CHICAGO — By Jim Harbaugh’s usual bombastic standards, Michigan’s second-year football coach was more comatose Monday than controversial.

He arrived at Big Ten media days in a light blue suit and a dark blue baseball cap with a big block “M” on it. He didn’t shout, generally stayed on point and mostly got to his appointed rounds on time, all the while shying away from headline-making proclamations or stunts.

Harbaugh downplayed that NBA superstar/Nike pitchman Michael Jordan will serve as the Wolverines’ honorary captain for the home opener.

“My thoughts are, I’m proud and honored to share a sideline with Michael Jordan,” he said.

(Amazing, isn’t it, what signing a Nike apparel deal can do for recruiting?)

When asked about the Michigan-themed rap video he recently took part in, Harbaugh again played it cool.

“It’s a respectable song and video,” he said. “All cool people like it. Some uptight people don’t, but they’re very few.”

Then he added: “It’s only uptight white people that don’t like it, man.”

Harbaugh has no need to get loud or sassy this season. His football team has the talent to speak for itself.

Senior Jourdan Lewis is an early front-runner for the Jim Thorpe Award as the nation’s top defensive back. Senior Jake Butt is a strong contender for the John Mackey Award as the country’s best tight end. Defensive lineman Chris Wormley is an All-America candidate.

And then there is Mr. Everything, Jabrill Peppers. The 6-foot-1, 208-pound junior from East Orange, New Jersey, leaves his coach drooling.

“He has greatest-in-the-world-type athleticism,” Harbaugh said. “He can play just about anywhere on a football field and be effective.”

Harbaugh rattled off corner, safety, nickelback, linebacker, return man, punt-coverage gunner and punt-return hold-up guy as potential positions.

“Offensively, he could probably be our slot receiver and would give all of our running backs a run for their money to be the best,” the coach said. “He could be a Wildcat quarterback. He could be an outside receiver. He can run all the reverses and fly sweeps.”

That load of star power is why Michigan has been a surprise entry in many preseason top 10s.

Bring it on, Harbaugh says.

“We want our dreams to be big and our goals to be lofty,” he said. “We want to dream those dreams so much that people would laugh at us. If they aren’t laughing at us, then we haven’t set high enough goals.”

Year 2 is usually considered far too early to build a national championship team in college football. But Bob Stoops did it at Oklahoma (2000). Urban Meyer did it at Florida (2006). Meyer also won in his third year at Ohio State (2014).

Veteran players such as Butt, who saw sporadic success under previous coach Brady Hoke, like what is brewing.

“The first two years, I didn’t get to experience any of the reasons I came to Michigan,” Butt said. “That’s to win and win big. Now, I think we have a good chance.

“There is hype within our team, but it’s not from what other people are saying. We build our own hype from the work we put in. If we prepare the way I know we’re capable of, we could have a real special season.”
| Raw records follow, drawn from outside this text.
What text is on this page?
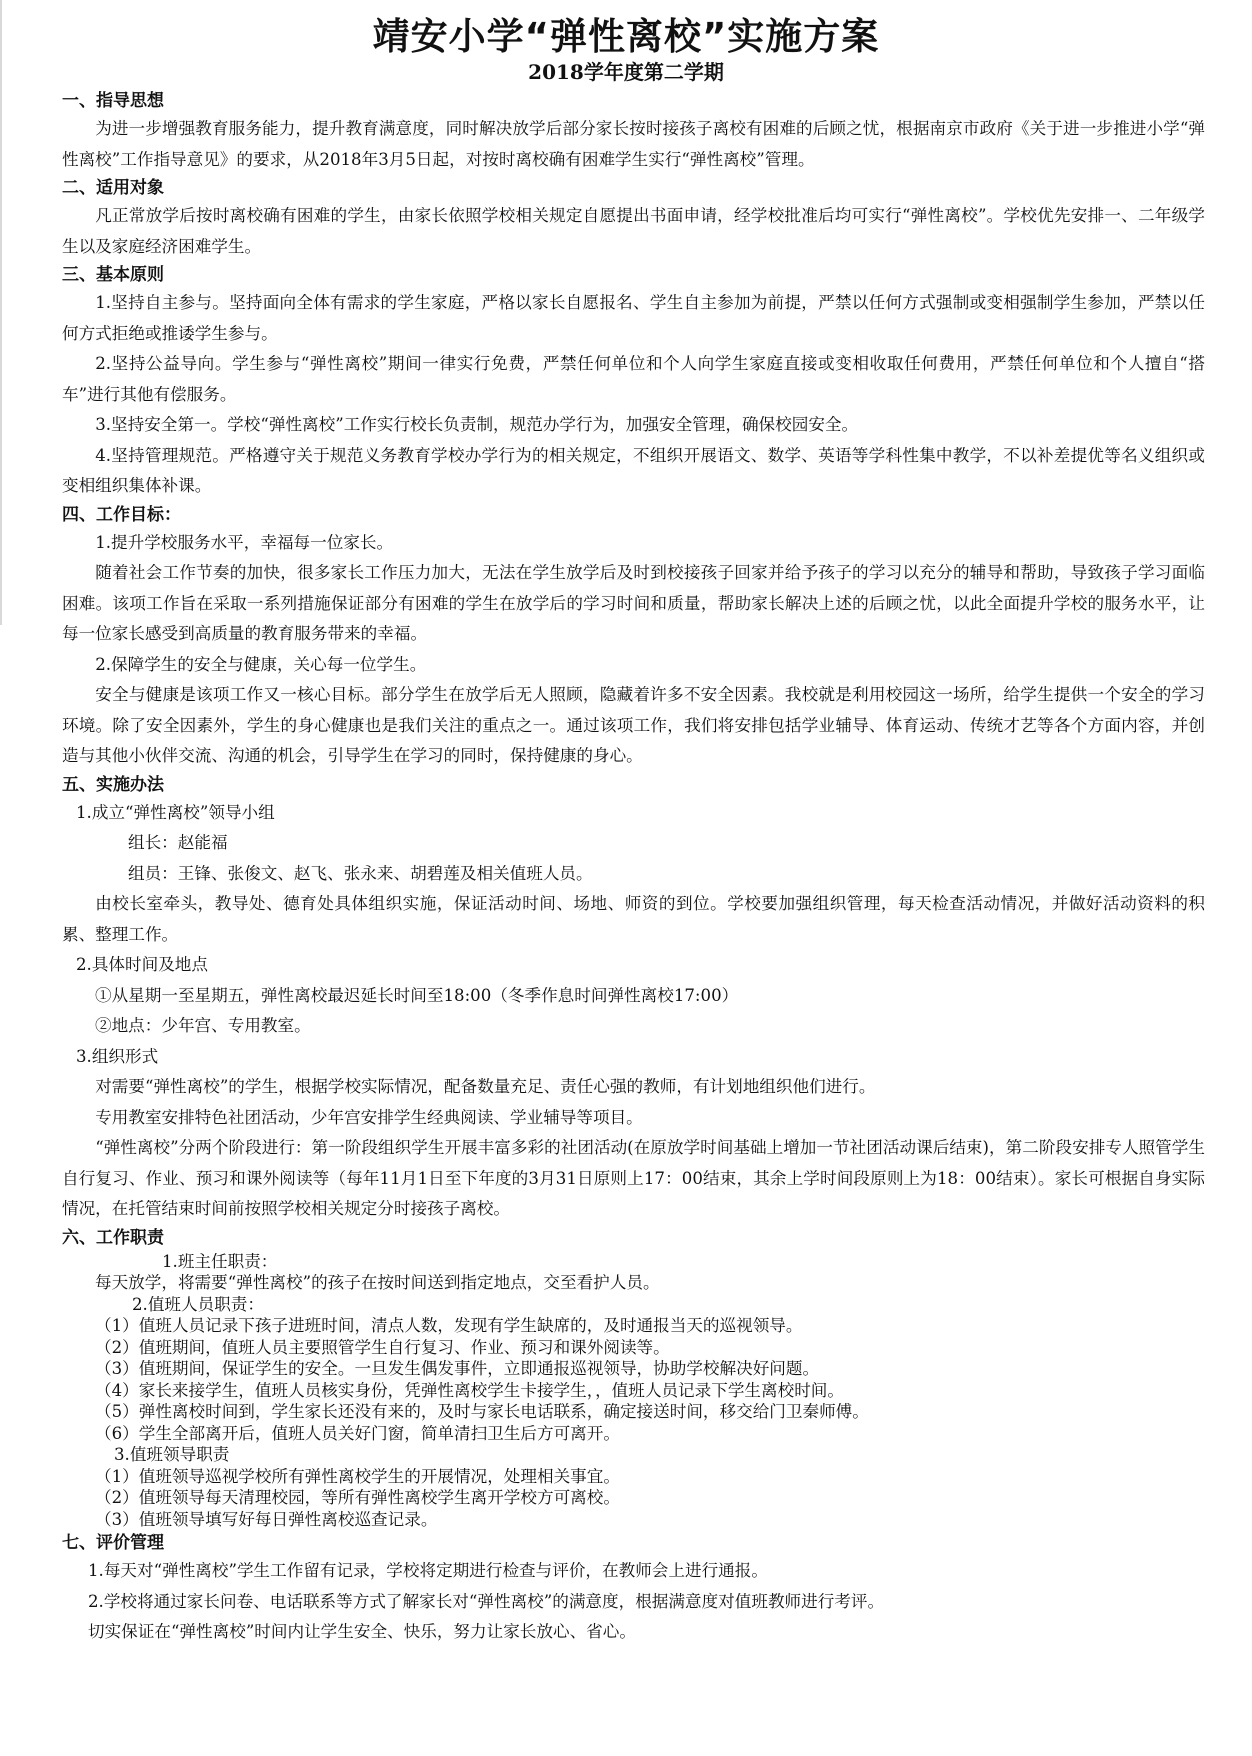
靖安小学“弹性离校”实施方案
2018学年度第二学期
一、指导思想

为进一步增强教育服务能力，提升教育满意度，同时解决放学后部分家长按时接孩子离校有困难的后顾之忧，根据南京市政府《关于进一步推进小学“弹性离校”工作指导意见》的要求，从2018年3月5日起，对按时离校确有困难学生实行“弹性离校”管理。

二、适用对象

凡正常放学后按时离校确有困难的学生，由家长依照学校相关规定自愿提出书面申请，经学校批准后均可实行“弹性离校”。学校优先安排一、二年级学生以及家庭经济困难学生。

三、基本原则

1.坚持自主参与。坚持面向全体有需求的学生家庭，严格以家长自愿报名、学生自主参加为前提，严禁以任何方式强制或变相强制学生参加，严禁以任何方式拒绝或推诿学生参与。

2.坚持公益导向。学生参与“弹性离校”期间一律实行免费，严禁任何单位和个人向学生家庭直接或变相收取任何费用，严禁任何单位和个人擅自“搭车”进行其他有偿服务。

3.坚持安全第一。学校“弹性离校”工作实行校长负责制，规范办学行为，加强安全管理，确保校园安全。

4.坚持管理规范。严格遵守关于规范义务教育学校办学行为的相关规定，不组织开展语文、数学、英语等学科性集中教学，不以补差提优等名义组织或变相组织集体补课。

四、工作目标：

1.提升学校服务水平，幸福每一位家长。

随着社会工作节奏的加快，很多家长工作压力加大，无法在学生放学后及时到校接孩子回家并给予孩子的学习以充分的辅导和帮助，导致孩子学习面临困难。该项工作旨在采取一系列措施保证部分有困难的学生在放学后的学习时间和质量，帮助家长解决上述的后顾之忧，以此全面提升学校的服务水平，让每一位家长感受到高质量的教育服务带来的幸福。

2.保障学生的安全与健康，关心每一位学生。

安全与健康是该项工作又一核心目标。部分学生在放学后无人照顾，隐藏着许多不安全因素。我校就是利用校园这一场所，给学生提供一个安全的学习环境。除了安全因素外，学生的身心健康也是我们关注的重点之一。通过该项工作，我们将安排包括学业辅导、体育运动、传统才艺等各个方面内容，并创造与其他小伙伴交流、沟通的机会，引导学生在学习的同时，保持健康的身心。

五、实施办法

1.成立“弹性离校”领导小组

组长：赵能福

组员：王锋、张俊文、赵飞、张永来、胡碧莲及相关值班人员。

由校长室牵头，教导处、德育处具体组织实施，保证活动时间、场地、师资的到位。学校要加强组织管理，每天检查活动情况，并做好活动资料的积累、整理工作。

2.具体时间及地点

①从星期一至星期五，弹性离校最迟延长时间至18:00（冬季作息时间弹性离校17:00）

②地点：少年宫、专用教室。

3.组织形式

对需要“弹性离校”的学生，根据学校实际情况，配备数量充足、责任心强的教师，有计划地组织他们进行。

专用教室安排特色社团活动，少年宫安排学生经典阅读、学业辅导等项目。

“弹性离校”分两个阶段进行：第一阶段组织学生开展丰富多彩的社团活动(在原放学时间基础上增加一节社团活动课后结束)，第二阶段安排专人照管学生自行复习、作业、预习和课外阅读等（每年11月1日至下年度的3月31日原则上17：00结束，其余上学时间段原则上为18：00结束）。家长可根据自身实际情况，在托管结束时间前按照学校相关规定分时接孩子离校。

六、工作职责
1.班主任职责：
每天放学，将需要“弹性离校”的孩子在按时间送到指定地点，交至看护人员。
2.值班人员职责：
（1）值班人员记录下孩子进班时间，清点人数，发现有学生缺席的，及时通报当天的巡视领导。
（2）值班期间，值班人员主要照管学生自行复习、作业、预习和课外阅读等。
（3）值班期间，保证学生的安全。一旦发生偶发事件，立即通报巡视领导，协助学校解决好问题。
（4）家长来接学生，值班人员核实身份，凭弹性离校学生卡接学生，，值班人员记录下学生离校时间。
（5）弹性离校时间到，学生家长还没有来的，及时与家长电话联系，确定接送时间，移交给门卫秦师傅。
（6）学生全部离开后，值班人员关好门窗，简单清扫卫生后方可离开。
3.值班领导职责
（1）值班领导巡视学校所有弹性离校学生的开展情况，处理相关事宜。
（2）值班领导每天清理校园，等所有弹性离校学生离开学校方可离校。
（3）值班领导填写好每日弹性离校巡查记录。
七、评价管理

1.每天对“弹性离校”学生工作留有记录，学校将定期进行检查与评价，在教师会上进行通报。

2.学校将通过家长问卷、电话联系等方式了解家长对“弹性离校”的满意度，根据满意度对值班教师进行考评。

切实保证在“弹性离校”时间内让学生安全、快乐，努力让家长放心、省心。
Michigan went 10-3 in Harbaugh’s first season, either because of or despite the culture change the new coach brought.

“When he first came here, it was a shock,” Butt said. “He got us out of his comfort zone. After two weeks, we were asking, ‘Is this going to keep up?’

“A year and a half later, we saw that it was.”

Everything in Michigan football is about competition and getting “1 percent better every day,” according to Harbaugh.

“He doesn’t take any days off,” Butt said. “He forces us to be tough. When you practice for four hours and you’re smashing into each other, you don’t have any choice but to be tough.”

Those four-hour practices in the offseason became known as “class on the grass.” The Wolverines appear to have learned well.

The defense, ranked fourth nationally last season, might be even better under new coordinator Don Brown, who came from Boston College after D.J. Durkin took the head coaching job at Maryland.

“I get a big smile about Don Brown every time I hear his name,” Harbaugh said. “He is a legend in my mind. Everything he has been associated with has been successful, even when he was the baseball coach at Yale.”

Brown, a 60-year-old with a cookie-duster mustache, hasn’t coached at a ton of high-profile schools. His résumé includes Plymouth State, Dartmouth, Mansfield and Northeastern. But his work is universally respected.

Said Harbaugh: “The number of people who come up to me and say, ‘Don Brown was the best coach I ever had,’ is amazing.”

Combine a powerhouse defense with strong special teams and an efficient offense that grinds on opponents physically, and the Wolverines definitely will be worth paying attention to.

And that’s regardless of how their coach acts.